CALIFORNIAFICATION…. I’m on the other coast, but from afar, California seems to have a basic problem when it comes to governing. Part of it is a public expectation of strong governmental services and benefits, coupled with revulsion to paying for them, but the structural issues are arguably more important.
On the one hand, Republicans in the state have moved to almost comically conservative levels, and can’t win legislative victories outside their stronghold areas. On the other, Democratic struggle to actually govern, because of mandatory super-majorities needed to advance an agenda.
If you’re starting to think this sounds familiar, there’s a good reason.
Nationwide, the electorate has high expectations on public services, but are generally resistant to tax increases. The GOP contingent in Congress has shrunk badly as the party has moved sharply to the right, but Democrats aren’t able to govern as they’d like, due in large part to a procedural, structural straightjacket.
Rich Yeselson proposed a thought experiment yesterday. Imagine if President Obama, as chief executives of yore used to do, was able to pursue his policy agenda by having a majority of the House and a majority of the Senate approve legislation he proposes. (This is old-school thinking, I know.) The stimulus would have been stronger; the health care bill would be more ambitious; the climate change bill could be further reaching, etc.

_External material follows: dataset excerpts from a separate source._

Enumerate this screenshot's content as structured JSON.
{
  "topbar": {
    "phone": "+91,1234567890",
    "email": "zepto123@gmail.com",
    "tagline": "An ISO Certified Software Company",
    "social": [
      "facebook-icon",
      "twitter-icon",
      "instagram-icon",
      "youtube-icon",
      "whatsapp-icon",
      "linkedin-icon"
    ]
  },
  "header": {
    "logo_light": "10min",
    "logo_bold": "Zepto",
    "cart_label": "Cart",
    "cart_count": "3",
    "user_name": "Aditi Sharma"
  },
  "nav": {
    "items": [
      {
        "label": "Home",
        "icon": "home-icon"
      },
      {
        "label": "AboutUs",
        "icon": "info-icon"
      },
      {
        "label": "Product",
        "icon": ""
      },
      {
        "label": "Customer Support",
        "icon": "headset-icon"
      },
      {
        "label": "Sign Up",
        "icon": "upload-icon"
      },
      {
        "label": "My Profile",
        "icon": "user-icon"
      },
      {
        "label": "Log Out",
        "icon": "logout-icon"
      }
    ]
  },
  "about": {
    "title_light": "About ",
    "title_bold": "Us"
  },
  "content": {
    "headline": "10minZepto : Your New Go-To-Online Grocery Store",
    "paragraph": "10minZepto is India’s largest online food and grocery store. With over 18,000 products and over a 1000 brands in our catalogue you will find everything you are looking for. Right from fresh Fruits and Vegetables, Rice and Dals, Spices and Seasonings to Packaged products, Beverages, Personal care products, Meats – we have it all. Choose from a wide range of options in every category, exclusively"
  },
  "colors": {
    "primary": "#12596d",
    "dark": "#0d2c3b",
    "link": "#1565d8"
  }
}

Except, that doesn’t seem to be on the table.
We are living through the Californiafication of America — a country in which the combination of a determined minority and a procedural supermajority legislative requirement makes it impossible to rationally address public policy challenges. And thus the Democratic president and his allies in Congress are evaluated on the basis of extreme compromise measures — supplicating to dispassionate Wise Men like Ben Nelson and Joe Lieberman, buying Olympia Snowe a vacation home, working bills through 76 committees and countless “procedural” votes — rather than the substantive, policy achievements of bills that would merely require a simple majority to pass.

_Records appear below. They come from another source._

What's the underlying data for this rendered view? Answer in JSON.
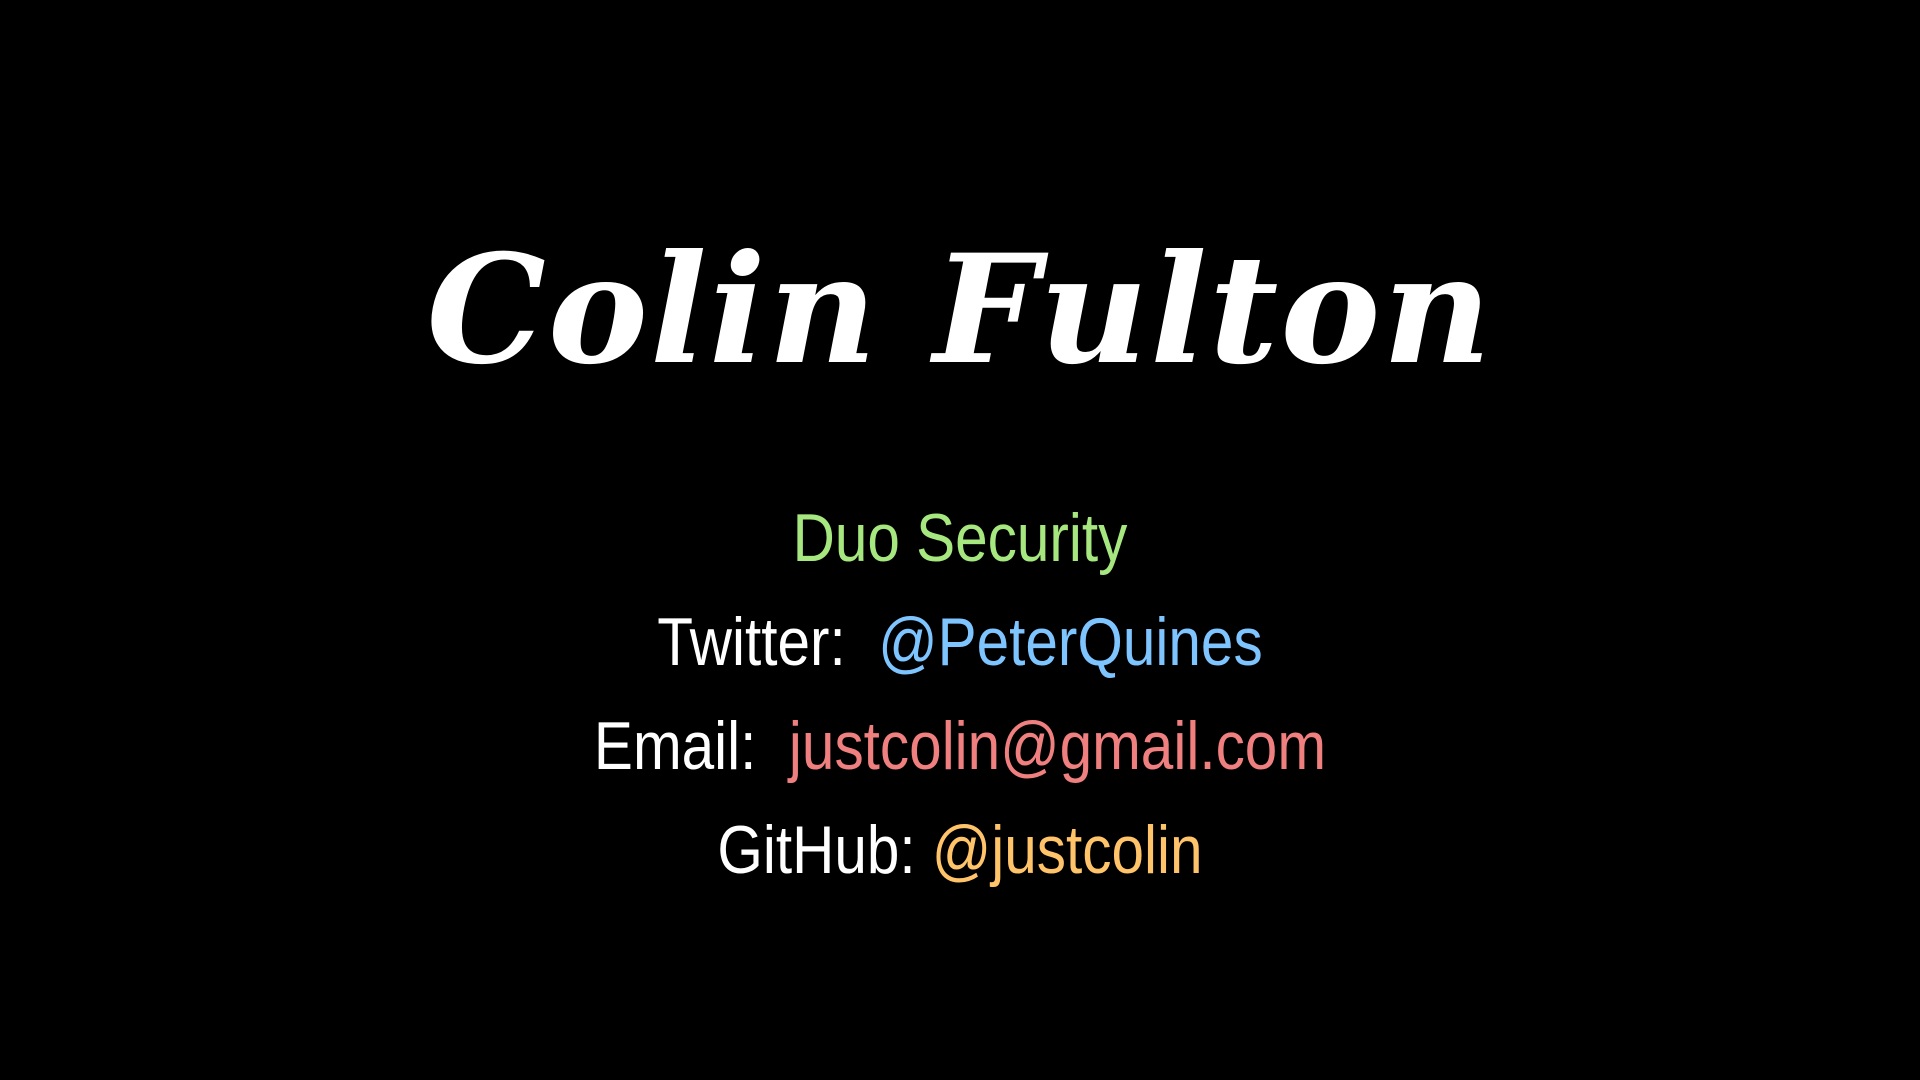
{
  "slide": {
    "title": "Colin Fulton",
    "organization": "Duo Security",
    "contacts": [
      {
        "label": "Twitter:",
        "value": "@PeterQuines"
      },
      {
        "label": "Email:",
        "value": "justcolin@gmail.com"
      },
      {
        "label": "GitHub:",
        "value": "@justcolin"
      }
    ]
  },
  "colors": {
    "background": "#000000",
    "title": "#ffffff",
    "organization": "#a6e87f",
    "twitter_value": "#7ec4ff",
    "email_value": "#f07f7f",
    "github_value": "#ffc46a",
    "label": "#ffffff"
  }
}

It is sheer good fortune that the Democrats had 59/60 Senate seats this cycle and thus were able to pass any stimulus at all, albeit the inadequate one they did. Think about it: With a robust 56 Senate Democratic seats, the stimulus would have failed — and otherwise, Galston/Brooks would be talking not about Obama’s “going too far,” but, rather, about a “failed Obama presidency.” And they would be wrong. What we would be witnessing — and are still witnessing — is a failed system of democratic governance. It’s something procedural liberals should be deeply concerned about and should remedy as quickly as possible.
In the abstract, the landscape probably seems a little ridiculous. After extraordinary failures, Republicans were pushed into a tiny, humiliated minority. Democrats received a mandate unlike any we’ve seen in a generation — a major presidential win (365 electoral votes), a huge House majority (256 seats, or 59%), and the largest Senate majority in decades. The GOP quickly became a small, discredited minority, and Democrats were positioned to do largely as they pleased.
And yet, the Californiafication issues persist.
Kevin Drum added, “In Washington DC, federal deficits have become enormous, Republican tax cuts have made them even worse, healthcare costs are skyrocketing, unemployment is about to break double digits, and it’s nearly impossible to seriously address these problems because the Republican Party has adopted a policy of making the filibuster a routine tool of state. If you can’t get 60 votes in the Senate, you can’t pass anything of consequence these days.”
With 58 Democrats and two independents who caucus with Democrats, it means necessary legislation to address pressing crises stalls every time Joe Lieberman starts to feel unloved or Ben Nelson has a bad day.
There’s a lot of talk in the political world about “reform” – – health care reform, energy reform, education reform, etc. When Americans elect a political party to deliver on an agenda, and it can’t because the system undermines democratic governance, it’s time for “structural reform” to be part of the conversation.